Müzisyen Nuray Balık ise “Bölgesel savaşlar, ekolojik afetler, ekonomik çöküş göçü giderek daha fazla zorunlu hale getiriyor, göçmen kadın ve çocukların şiddete karşı korunması daha da önem kazanıyor.”
‘EŞİT VE ÖZGÜR YAŞAM İÇİN DAYANAK’
LGBTİ+ aktivisti Efruz Kaya, sözleşmenin özgür ve eşit yaşam için dayanak olduğunu dile getirerek, “İstanbul Sözleşmesi cinsel yönelim ve cinsiyet kimliği ayrımı gözetmeksizin ‘ama’ sız, ‘fakat’sız şiddeti yasaklar, LGBTİ+’ların da hayatlarını ve haklarını eksiklikleri de olsa şiddete karşı güvence altına alır. Türkiye Cumhuriyeti anayasası ve varolan tüm insan hakları belgeleri, bildirileri ‘herkesin eşitliğini’ savunur” ifadelerini kullandı.

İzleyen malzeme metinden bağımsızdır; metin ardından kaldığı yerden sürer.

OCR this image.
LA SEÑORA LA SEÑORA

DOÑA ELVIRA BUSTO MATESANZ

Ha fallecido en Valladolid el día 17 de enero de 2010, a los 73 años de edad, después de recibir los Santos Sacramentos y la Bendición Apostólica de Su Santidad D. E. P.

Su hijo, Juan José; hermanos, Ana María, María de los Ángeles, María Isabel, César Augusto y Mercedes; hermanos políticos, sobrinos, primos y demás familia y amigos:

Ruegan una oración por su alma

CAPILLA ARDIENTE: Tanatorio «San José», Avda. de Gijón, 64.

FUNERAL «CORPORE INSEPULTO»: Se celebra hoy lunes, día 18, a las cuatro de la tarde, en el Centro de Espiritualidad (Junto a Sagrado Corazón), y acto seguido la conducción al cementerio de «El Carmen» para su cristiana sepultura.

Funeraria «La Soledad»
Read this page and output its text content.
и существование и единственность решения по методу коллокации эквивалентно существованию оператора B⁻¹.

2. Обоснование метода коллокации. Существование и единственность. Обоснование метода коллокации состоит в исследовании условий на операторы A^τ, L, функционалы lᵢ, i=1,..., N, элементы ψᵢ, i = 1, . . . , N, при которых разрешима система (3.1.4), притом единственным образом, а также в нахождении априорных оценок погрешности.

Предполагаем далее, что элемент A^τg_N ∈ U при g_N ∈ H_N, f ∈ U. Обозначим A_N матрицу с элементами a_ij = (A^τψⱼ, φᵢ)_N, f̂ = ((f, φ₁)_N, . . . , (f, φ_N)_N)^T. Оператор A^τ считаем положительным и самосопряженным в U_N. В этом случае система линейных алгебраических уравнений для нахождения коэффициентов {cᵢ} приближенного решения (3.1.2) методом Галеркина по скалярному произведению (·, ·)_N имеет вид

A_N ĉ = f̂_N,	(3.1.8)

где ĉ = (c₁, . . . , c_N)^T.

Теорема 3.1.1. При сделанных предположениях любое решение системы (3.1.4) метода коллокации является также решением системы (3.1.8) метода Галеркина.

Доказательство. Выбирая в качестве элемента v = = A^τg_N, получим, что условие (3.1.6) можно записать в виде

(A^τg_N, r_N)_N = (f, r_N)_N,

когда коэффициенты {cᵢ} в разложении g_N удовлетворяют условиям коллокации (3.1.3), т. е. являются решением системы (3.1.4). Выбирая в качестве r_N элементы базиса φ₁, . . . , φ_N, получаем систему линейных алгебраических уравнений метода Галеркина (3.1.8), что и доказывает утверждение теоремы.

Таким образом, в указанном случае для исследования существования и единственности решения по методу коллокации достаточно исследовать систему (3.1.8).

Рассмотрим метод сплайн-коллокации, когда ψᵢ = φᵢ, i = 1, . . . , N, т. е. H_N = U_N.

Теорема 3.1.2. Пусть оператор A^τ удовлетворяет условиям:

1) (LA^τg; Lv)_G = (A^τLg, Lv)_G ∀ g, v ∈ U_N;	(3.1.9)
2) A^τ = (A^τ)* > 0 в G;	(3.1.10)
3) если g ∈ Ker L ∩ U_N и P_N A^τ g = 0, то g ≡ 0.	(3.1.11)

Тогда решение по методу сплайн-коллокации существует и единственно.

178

‘KAÇ FATMA DAHA BU ŞEKİLDE ÖLDÜRÜLDÜ?’
Ardından söz alan Ebru Karaaslan ise İstanbul Sözleşmesi’nin maddelerine değinerek, “Madde 19 devletlere der ki; şiddete uğrayanların anadillerinde kendilerini ifade edebilmelerini sağlayacak hizmet ve olanakları yaratacaksınız. İstanbul Sözleşmesi etkin uygulansaydı Fatma Altınmakas bugün hayatta olacaktı. Fatma Altınmakas uğradığı aile içi tecavüzü şikâyet etmek için başvurduğu Jandarma Karakolu’nda, Türkçe bilmediği için derdini anlatamamış ve sonrasında eşi tarafından öldürülmüştü. Soruyoruz; kaç Fatma daha bu şekilde öldürüldü? Kaç Fatma daha bu şekilde öldürülmeye devam edecek?” diye sordu.
Erkek şiddetine uğrayan Öznur Sazlar, kadınların mücadelesinin Polonya’dan Macaristan’a, Arjantin’den Sudan’a kadar uzadığını belirtti.
Konuşmaların ardından miting, sanatçı Pınar Aydınlar ve Rewşan Çeliker’in sahne almasıyla sürdü. Şarkılar eşliğinde halay çeken kadınlar, sözleşmeden vazgeçmeyeceklerini haykırdı.